With its surprising degree of intelligence, excellent camouflage skills, and regenerative abilities, the octopus seems exactly like the sort of animal that would take over the planet if humans were to one day suddenly disappear. Unfortunately, they’re simply not built for world domination — literally and figuratively.

First, octopuses don’t live very long; Live Science places the lifespan of the average octopus somewhere between six months and a few years. Additionally, without their impressive cognitive abilities, their lack of any protective covering makes them easy targets for marine apex predators. Furthermore, the reproductive process sucks for both male and female octopuses. Different types of octopuses disperse their sperm via a specialized arm called a hectocotylus. This arm plugs into their mate’s mantle cavity, and in some cases, they end up losing the arm. It’s downhill from there, as the male octopus either expires some time after mating.

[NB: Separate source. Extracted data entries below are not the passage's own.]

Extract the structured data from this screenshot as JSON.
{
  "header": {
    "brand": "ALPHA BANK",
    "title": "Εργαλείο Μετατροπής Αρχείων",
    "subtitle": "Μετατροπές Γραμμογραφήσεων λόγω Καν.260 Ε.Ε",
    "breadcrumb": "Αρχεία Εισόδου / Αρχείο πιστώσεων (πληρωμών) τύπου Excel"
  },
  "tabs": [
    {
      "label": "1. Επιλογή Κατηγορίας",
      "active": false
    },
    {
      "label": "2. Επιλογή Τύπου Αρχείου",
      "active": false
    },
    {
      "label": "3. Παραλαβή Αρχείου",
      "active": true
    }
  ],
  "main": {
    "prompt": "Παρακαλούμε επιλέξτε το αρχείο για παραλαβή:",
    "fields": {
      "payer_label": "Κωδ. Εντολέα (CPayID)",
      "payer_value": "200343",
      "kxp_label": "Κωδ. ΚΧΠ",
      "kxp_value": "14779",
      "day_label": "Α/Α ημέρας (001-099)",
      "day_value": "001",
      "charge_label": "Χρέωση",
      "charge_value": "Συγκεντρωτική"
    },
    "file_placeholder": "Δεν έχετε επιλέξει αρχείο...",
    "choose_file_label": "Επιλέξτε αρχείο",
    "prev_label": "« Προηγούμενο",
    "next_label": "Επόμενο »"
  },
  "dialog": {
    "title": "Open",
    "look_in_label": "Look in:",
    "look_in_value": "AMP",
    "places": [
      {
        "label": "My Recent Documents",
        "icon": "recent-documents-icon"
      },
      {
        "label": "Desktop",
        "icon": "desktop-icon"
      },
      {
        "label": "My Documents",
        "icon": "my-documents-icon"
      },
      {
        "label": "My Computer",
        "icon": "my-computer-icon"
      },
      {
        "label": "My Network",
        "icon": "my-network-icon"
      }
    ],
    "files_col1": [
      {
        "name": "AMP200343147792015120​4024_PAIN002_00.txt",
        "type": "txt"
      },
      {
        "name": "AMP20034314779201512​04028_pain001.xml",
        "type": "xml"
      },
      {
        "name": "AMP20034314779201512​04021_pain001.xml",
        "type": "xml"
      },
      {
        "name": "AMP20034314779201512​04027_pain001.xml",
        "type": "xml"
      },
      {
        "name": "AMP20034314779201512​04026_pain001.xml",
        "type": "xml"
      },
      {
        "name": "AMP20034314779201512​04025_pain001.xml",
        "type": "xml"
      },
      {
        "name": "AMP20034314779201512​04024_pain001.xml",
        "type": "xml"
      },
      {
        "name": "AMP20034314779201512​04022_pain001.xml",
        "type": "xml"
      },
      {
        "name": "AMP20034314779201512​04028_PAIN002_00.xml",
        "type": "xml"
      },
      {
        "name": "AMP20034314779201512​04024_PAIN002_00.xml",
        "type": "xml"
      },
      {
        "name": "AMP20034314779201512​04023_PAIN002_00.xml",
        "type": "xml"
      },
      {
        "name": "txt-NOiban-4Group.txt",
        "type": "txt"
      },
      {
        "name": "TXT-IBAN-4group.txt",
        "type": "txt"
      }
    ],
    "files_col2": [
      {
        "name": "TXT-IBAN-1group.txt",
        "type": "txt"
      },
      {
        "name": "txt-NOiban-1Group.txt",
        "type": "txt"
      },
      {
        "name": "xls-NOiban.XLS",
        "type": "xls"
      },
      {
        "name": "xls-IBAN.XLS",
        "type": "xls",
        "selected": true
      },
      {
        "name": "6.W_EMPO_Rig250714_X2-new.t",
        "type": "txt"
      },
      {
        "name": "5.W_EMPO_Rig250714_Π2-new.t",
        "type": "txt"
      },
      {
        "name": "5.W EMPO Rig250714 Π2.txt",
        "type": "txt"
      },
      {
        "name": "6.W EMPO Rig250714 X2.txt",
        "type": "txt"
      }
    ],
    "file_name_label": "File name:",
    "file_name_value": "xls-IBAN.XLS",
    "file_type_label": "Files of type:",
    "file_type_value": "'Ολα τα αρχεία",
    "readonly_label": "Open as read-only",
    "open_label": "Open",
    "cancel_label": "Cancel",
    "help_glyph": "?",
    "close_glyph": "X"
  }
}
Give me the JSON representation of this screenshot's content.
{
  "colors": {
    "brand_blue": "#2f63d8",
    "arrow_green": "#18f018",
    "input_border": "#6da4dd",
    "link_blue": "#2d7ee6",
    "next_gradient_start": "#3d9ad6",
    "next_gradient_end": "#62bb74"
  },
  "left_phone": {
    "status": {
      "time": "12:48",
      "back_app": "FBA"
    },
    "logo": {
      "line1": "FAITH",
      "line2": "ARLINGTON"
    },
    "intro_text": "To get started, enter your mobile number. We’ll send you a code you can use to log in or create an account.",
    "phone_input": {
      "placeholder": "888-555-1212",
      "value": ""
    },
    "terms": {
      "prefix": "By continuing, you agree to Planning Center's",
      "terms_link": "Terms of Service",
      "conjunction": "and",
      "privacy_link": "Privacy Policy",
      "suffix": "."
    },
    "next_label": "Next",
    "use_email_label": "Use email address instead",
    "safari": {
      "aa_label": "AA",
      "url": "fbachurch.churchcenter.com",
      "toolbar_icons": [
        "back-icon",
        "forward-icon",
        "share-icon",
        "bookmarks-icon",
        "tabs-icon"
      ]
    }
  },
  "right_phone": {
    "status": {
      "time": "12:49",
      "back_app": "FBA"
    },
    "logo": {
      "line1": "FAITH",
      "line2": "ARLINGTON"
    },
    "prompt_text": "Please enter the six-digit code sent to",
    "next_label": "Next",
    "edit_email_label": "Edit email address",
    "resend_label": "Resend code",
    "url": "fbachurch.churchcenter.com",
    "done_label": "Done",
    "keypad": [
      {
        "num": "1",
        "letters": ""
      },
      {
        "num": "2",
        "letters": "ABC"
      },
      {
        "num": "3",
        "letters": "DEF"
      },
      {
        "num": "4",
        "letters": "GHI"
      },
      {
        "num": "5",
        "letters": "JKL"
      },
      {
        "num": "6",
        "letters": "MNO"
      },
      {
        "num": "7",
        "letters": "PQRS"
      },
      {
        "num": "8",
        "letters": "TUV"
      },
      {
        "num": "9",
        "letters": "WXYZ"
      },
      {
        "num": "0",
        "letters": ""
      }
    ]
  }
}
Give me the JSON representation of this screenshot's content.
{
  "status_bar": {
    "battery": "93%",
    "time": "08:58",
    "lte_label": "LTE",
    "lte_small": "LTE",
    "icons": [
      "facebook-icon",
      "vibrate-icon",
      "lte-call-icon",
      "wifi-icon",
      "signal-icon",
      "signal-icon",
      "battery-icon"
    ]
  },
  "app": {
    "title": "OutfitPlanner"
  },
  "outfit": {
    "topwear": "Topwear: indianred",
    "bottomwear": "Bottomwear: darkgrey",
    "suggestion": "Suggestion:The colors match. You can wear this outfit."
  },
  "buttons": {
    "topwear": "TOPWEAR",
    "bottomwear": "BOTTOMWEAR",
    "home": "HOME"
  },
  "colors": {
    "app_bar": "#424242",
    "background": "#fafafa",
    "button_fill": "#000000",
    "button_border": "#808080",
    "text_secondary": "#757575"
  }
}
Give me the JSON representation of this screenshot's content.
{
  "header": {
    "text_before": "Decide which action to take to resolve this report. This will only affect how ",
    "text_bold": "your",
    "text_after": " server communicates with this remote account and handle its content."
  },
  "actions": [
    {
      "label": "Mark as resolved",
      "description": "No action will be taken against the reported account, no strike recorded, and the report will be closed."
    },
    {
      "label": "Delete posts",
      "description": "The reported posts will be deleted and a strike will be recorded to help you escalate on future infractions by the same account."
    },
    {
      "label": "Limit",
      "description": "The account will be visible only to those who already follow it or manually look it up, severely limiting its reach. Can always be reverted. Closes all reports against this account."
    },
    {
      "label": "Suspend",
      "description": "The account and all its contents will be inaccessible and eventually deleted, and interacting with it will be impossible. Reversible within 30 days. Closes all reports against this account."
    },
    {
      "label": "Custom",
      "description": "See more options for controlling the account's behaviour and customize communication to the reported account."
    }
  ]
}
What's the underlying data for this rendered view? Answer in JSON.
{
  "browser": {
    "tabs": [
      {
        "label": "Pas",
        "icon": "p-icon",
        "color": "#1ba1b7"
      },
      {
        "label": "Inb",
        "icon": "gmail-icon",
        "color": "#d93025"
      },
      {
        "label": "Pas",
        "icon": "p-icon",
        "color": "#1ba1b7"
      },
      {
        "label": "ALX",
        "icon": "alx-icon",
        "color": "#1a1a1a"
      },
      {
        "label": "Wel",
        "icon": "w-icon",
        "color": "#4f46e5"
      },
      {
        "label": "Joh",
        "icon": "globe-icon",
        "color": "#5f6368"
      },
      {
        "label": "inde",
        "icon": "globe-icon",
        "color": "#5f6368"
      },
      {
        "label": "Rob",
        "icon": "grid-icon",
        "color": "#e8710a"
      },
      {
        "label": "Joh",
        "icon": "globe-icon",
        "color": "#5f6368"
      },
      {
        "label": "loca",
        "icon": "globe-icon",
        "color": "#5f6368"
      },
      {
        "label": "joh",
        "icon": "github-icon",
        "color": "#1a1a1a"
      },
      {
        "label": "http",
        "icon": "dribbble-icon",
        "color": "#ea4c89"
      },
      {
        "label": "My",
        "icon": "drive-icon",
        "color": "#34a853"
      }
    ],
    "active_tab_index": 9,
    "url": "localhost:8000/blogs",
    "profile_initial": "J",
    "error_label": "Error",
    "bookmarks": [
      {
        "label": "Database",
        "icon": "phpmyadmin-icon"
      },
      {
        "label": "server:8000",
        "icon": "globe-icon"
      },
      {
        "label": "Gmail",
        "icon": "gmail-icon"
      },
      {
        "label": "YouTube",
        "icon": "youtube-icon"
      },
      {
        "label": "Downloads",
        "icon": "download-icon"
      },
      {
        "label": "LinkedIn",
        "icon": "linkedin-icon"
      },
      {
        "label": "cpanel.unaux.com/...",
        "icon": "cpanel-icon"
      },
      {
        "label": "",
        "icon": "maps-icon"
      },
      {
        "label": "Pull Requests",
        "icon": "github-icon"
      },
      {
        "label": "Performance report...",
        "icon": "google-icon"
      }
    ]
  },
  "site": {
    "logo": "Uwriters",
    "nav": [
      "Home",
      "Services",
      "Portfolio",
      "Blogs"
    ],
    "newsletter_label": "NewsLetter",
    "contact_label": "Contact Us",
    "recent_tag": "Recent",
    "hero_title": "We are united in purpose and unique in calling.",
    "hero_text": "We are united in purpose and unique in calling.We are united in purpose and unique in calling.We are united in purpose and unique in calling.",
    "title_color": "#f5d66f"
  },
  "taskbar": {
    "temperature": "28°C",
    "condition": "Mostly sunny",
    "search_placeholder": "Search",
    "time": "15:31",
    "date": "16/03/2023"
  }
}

In rarer cases, it gets strangled and eaten by its mate, Discover Magazine reports. And females don’t have it much easier, as they lay large clusters of eggs and just stop eating entirely. In other words, any octopus offspring that survive are immediately welcomed by the corpses of their dead mothers (via Science Daily).

Horses got seriously screwed over by evolution

You’re probably thinking, “Wait, why horses?” After all, they have a long history of being strong and reliable steeds, whether for travel, athletic, or recreational purposes. Sadly, there’s abundant evidence suggesting that horses got the short end of the evolutionary stick.

To start, horses have highly specialized breathing systems to accommodate their respiratory needs (via The Horse). Unfortunately, this means that horses are obligate nose-breathers, as they can’t use their mouths to take in oxygen. Thus, any obstruction in their nose can easily end them. Furthermore, an overworked horse can suffer from exertional rhabdomyolysis, which can cause muscle pain, muscle necrosis, and eventual kidney damage (via MSD Manual). Horses also don’t have the ability to vomit, and the ability to throw up is crucial for animals to expel ingested poisons from their bodies, per Equus Magazine.

Given how a horse can weigh up to 2,000 pounds, a simple leg injury can be lethal. As veterinarian Jenny Hall explained to The Guardian: “[A horse’s leg bones are] very strong … yet they’re light, for them to be able to go fast. So, unfortunately, sometimes, when they break, they just shatter.” And because there’s very little soft tissue around the horse’s leg bone, a fracture almost always punctures the skin, damaging its nerves and blood vessels and causing tissue death. In most cases, horses that suffer from leg injuries have to be put down. Makes you think twice about riding one, no?